Now coming to the most critical part, curiosity. Why is curiosity such an important trait? Without curiosity, we stagnate. We become complacent. We do not innovate. We do not try to become incrementally better. We think what we know is the ultimate truth and whatever language/framework/methodology that we use is the best. I have interacted with professional programmers who were not aware of PHP which powers a substantial number of websites.

If you are tenaciously curious, when faced with a problem, you start obsessing about it. You see it as a puzzle that has to be solved. For example, if you feel that a part of your code is slow, you dig deep into it and try to figure out what is happening. In this process, you come across people who have faced similar issues and solved the problem using a better algorithm or data structure.

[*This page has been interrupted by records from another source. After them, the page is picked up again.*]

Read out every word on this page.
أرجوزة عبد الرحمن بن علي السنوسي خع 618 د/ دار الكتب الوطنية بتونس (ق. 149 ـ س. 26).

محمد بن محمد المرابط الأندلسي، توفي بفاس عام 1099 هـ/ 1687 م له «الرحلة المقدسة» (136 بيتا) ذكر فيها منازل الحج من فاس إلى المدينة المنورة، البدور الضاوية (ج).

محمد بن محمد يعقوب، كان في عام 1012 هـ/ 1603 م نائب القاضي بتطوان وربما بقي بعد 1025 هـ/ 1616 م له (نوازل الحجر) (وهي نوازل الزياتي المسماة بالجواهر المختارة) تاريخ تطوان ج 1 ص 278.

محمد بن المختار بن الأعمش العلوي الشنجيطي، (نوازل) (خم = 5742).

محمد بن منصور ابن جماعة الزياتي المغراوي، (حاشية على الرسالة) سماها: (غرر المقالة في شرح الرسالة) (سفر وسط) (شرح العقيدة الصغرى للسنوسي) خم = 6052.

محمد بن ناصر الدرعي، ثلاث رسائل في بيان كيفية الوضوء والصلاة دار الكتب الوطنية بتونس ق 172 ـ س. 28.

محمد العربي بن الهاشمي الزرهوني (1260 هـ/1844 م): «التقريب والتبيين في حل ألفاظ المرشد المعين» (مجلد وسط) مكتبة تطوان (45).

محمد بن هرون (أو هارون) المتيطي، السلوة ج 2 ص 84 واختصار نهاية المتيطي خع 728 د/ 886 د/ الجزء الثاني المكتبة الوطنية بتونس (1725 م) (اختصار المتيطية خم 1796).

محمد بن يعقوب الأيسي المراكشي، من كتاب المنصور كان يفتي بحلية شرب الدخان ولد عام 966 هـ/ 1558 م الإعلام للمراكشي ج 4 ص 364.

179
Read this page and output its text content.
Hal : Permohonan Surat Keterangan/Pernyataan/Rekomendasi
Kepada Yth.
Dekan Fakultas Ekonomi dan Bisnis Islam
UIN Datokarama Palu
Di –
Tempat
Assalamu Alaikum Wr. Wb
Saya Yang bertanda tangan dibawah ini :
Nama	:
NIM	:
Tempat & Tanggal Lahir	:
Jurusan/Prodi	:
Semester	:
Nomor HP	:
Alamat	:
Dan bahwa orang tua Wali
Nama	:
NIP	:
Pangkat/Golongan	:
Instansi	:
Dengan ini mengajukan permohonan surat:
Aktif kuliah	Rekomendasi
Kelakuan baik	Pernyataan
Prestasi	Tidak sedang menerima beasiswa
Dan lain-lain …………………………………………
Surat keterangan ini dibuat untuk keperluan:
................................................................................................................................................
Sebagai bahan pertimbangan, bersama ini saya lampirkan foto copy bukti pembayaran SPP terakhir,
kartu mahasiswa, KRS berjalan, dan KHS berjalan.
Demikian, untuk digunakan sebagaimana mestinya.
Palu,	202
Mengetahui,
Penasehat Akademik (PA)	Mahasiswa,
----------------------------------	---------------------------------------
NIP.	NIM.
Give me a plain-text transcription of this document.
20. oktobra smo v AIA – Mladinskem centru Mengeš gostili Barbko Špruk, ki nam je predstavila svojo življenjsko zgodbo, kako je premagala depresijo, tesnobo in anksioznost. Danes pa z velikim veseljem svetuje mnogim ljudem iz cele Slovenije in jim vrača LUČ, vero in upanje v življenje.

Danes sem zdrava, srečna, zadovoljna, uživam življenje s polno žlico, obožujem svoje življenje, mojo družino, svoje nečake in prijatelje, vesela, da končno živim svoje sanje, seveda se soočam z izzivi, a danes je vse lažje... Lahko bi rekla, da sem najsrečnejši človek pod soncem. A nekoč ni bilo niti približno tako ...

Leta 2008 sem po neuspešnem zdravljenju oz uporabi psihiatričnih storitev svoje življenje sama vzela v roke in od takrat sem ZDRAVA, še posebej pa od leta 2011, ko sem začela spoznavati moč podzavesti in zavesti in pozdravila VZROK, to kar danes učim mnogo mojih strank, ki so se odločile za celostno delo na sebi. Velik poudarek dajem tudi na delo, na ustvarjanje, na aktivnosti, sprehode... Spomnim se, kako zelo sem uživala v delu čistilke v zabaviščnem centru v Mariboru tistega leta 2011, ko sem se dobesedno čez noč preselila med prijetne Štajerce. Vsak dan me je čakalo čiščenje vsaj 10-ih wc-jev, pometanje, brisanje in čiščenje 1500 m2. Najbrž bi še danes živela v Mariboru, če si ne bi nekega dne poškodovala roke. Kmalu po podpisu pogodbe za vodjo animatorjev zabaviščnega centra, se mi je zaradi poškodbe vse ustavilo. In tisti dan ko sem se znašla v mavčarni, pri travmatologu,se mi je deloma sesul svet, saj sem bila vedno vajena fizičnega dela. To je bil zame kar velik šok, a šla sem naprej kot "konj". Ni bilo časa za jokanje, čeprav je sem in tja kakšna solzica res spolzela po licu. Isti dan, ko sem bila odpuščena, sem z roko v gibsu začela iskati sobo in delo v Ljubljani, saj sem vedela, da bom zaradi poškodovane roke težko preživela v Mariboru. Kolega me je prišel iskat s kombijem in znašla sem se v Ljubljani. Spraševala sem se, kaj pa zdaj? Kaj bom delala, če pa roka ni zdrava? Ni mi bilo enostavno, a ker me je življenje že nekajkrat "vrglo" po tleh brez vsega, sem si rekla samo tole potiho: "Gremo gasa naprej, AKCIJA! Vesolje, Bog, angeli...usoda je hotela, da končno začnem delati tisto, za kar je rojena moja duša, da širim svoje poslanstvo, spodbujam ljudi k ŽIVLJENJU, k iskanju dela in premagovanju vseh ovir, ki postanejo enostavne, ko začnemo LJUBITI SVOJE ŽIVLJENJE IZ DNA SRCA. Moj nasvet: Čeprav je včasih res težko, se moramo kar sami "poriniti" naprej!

I would say interviews focused heavily on data structures and algorithms are biased towards new college students and people who are just preparing for interviews. Most of these questions are in no way novel. Go to one of the interview preparation sites, spend a couple of days trying to solve the problems and suddenly you become an algorithm and data structures expert. Just because FANGs ask these kinds of questions in their interviews, everyone has adopted this interviewing style, and it has got to a point where interviews are more about showing off the interviewer’s data structure and algorithm skills rather than evaluating whether the person on the other side of the table is a good fit for the job. Also, an unhealthy side effect of this is that in a fury to concentrate on algorithms and data structure skills, everything else gets sidelined.

Unless you are working on some cutting-edge niche project, you do not need people who can whiteboard algorithm and data structure problems in interviews. Hiring people who are infinitely curious and can get incrementally better will give you a much better bang for your buck.